In case anyone cares, I don’t agree with Peter Tatchell who’s organising a protest against having Pope Benedict XVI, protector of / apologiser for / blind-eye turner to child rapists, and promoter of STDs, come to visit. Admittedly, it would be nice if te Vatican, which has hundreds of millions of dollars a year revenues, paid for himself, but I can’t see that there’s anything to be gained by protesting against a visit.

Instead I’d like to think we can take advantage of it. I won’t get to meet the Pope, but the Guardian’s produced a handy guide to his visit explaining who will: “Top Catholics and Church of England leaders, Queen, prime minister and atheist deputy.”

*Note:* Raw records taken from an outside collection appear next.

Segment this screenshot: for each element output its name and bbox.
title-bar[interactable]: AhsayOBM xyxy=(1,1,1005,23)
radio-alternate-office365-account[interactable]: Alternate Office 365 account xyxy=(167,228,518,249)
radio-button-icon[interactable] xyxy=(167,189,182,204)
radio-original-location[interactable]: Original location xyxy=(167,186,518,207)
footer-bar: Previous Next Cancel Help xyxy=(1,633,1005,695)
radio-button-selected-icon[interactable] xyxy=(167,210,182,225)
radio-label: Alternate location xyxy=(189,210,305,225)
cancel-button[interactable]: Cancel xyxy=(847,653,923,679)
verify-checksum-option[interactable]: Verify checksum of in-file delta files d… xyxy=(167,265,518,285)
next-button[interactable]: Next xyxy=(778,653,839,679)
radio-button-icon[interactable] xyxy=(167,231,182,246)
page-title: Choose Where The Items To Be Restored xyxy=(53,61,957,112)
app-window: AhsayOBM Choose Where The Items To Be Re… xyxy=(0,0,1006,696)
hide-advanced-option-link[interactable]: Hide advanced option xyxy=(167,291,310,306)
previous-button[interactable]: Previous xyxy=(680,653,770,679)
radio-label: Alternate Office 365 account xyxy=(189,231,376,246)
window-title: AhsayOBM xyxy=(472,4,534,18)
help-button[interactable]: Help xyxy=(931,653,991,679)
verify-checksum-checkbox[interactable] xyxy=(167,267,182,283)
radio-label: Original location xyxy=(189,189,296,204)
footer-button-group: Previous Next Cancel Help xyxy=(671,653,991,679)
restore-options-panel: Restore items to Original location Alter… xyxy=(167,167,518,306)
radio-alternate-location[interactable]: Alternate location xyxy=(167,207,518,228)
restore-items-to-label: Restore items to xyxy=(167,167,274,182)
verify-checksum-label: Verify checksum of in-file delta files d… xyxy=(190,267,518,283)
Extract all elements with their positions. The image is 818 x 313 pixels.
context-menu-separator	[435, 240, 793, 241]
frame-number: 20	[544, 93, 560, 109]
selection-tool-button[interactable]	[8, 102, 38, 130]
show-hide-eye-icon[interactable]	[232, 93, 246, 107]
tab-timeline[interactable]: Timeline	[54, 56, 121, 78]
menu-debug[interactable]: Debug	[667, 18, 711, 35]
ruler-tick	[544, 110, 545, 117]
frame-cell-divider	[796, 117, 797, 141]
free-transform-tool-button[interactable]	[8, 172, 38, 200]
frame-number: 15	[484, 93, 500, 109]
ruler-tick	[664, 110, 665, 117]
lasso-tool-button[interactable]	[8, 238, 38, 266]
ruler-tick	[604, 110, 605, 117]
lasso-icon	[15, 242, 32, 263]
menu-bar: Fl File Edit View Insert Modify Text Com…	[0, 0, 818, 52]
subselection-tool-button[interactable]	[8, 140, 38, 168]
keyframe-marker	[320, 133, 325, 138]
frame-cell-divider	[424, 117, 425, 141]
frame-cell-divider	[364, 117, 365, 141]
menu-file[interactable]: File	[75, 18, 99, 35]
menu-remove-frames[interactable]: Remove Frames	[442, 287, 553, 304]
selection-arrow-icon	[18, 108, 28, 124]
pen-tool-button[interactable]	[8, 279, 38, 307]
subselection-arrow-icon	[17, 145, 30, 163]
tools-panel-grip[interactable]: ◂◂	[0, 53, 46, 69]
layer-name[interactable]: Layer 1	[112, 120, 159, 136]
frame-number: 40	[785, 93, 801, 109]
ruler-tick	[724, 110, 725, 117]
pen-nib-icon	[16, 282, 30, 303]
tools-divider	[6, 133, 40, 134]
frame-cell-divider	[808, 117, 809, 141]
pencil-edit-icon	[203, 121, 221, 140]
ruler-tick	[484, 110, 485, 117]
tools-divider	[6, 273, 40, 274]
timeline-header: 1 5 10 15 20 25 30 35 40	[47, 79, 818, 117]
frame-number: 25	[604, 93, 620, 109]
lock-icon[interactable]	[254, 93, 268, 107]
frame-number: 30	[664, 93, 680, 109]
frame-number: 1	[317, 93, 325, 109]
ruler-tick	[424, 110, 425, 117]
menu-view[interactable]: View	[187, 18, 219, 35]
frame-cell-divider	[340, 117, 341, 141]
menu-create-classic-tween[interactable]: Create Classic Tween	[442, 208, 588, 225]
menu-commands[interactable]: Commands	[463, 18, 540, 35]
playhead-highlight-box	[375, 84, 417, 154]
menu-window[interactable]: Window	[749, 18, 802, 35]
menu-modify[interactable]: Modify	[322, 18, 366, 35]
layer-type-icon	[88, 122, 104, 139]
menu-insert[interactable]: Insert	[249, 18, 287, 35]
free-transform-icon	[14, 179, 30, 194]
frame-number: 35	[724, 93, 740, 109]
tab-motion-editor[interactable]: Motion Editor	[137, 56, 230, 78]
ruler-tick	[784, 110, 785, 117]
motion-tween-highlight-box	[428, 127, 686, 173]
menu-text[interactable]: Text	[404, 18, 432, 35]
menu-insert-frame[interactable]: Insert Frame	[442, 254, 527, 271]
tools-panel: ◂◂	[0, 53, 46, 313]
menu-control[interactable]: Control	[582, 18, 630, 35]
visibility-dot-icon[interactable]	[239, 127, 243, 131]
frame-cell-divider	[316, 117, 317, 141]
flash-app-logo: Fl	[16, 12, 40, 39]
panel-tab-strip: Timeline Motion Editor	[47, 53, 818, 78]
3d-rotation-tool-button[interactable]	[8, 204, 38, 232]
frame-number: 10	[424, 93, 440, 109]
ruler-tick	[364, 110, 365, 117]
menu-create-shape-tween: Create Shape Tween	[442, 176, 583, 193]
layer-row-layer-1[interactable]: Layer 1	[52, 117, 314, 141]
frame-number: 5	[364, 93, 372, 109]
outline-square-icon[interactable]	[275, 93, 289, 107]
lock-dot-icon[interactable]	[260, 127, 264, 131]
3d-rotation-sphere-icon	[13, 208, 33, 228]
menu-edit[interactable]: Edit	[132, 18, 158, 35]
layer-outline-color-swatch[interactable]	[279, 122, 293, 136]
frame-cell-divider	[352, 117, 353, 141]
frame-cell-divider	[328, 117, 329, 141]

Dear Top Catholics, Church of England leaders, Queen, prime minister and atheist deputy,

I invite you to use your forthcoming audience with the Pope to explain to him in very clear terms, why a hefty number of people the world over think he’s a fruitloop shitcase on an altogether celestial scale, and to use as many charms, tricks, and wiles as you have to encourage him to renounce his fruitloop shitcasery, like a baptismal godparent renouncing evil at a font.

In case you need a few pointers in making those arguments, here they are.

This is where the spiritual and administrative leader of over a billion Christians explained that the solution to the wildfire crackling of AIDS across Africa is not condoms, but “a spiritual and human renewal that would bring with it a new way of behaving towards others.”

This is where he approved a declaration of the Congregation for the Doctrine of the Faith characterising homosexuality “as more or less strong tendency ordered toward an intrinsic moral evil; and thus the inclination itself must be seen as an objective disorder.”

And this is an article about how the Vatican’s new rules to tighten up on the priests that rape children (still less stringent than those of the USA) built into them an incidental announcement that the ordination of women is a “grave crime.”

Spread the word everybody. Do your worst.



Sorry everyone, I know that wasn’t the amuse-bouche of media-obsessed quirk and sarcasm I normally hawk up of a morning but it seemed like a good time to let of a bit of steam.

Like I say, welcome to Britain, Pope, you fruitloop shitcase.

7.14: Bad morning. Not enough sleep, and all the misplaced commas and spelling mistakes dancing about the screen like infuriating wasps, which won’t stay still long enough to be batted away. Stuart not helping either. Not one little bit. Geriatric work-shirking jackass.

PS – Touching on the Pope thing again, it occurs to me that it was perhaps a bit arrogant to assume that top Catholics and members of the Church of England, the Queen, Prime Minister and his atheist deputy are all avid readers of therebeforelight. And this morning, they’ve got visitors coming too. So if anyone has the ear of top Catholics and members of the Church of England, the Queen, Prime Minister or his atheist deputy – perhaps you’re Facebook friends and haven’t been in touch for a while – point them in the direction of this blog.

~ by David Thorley on September 16, 2010.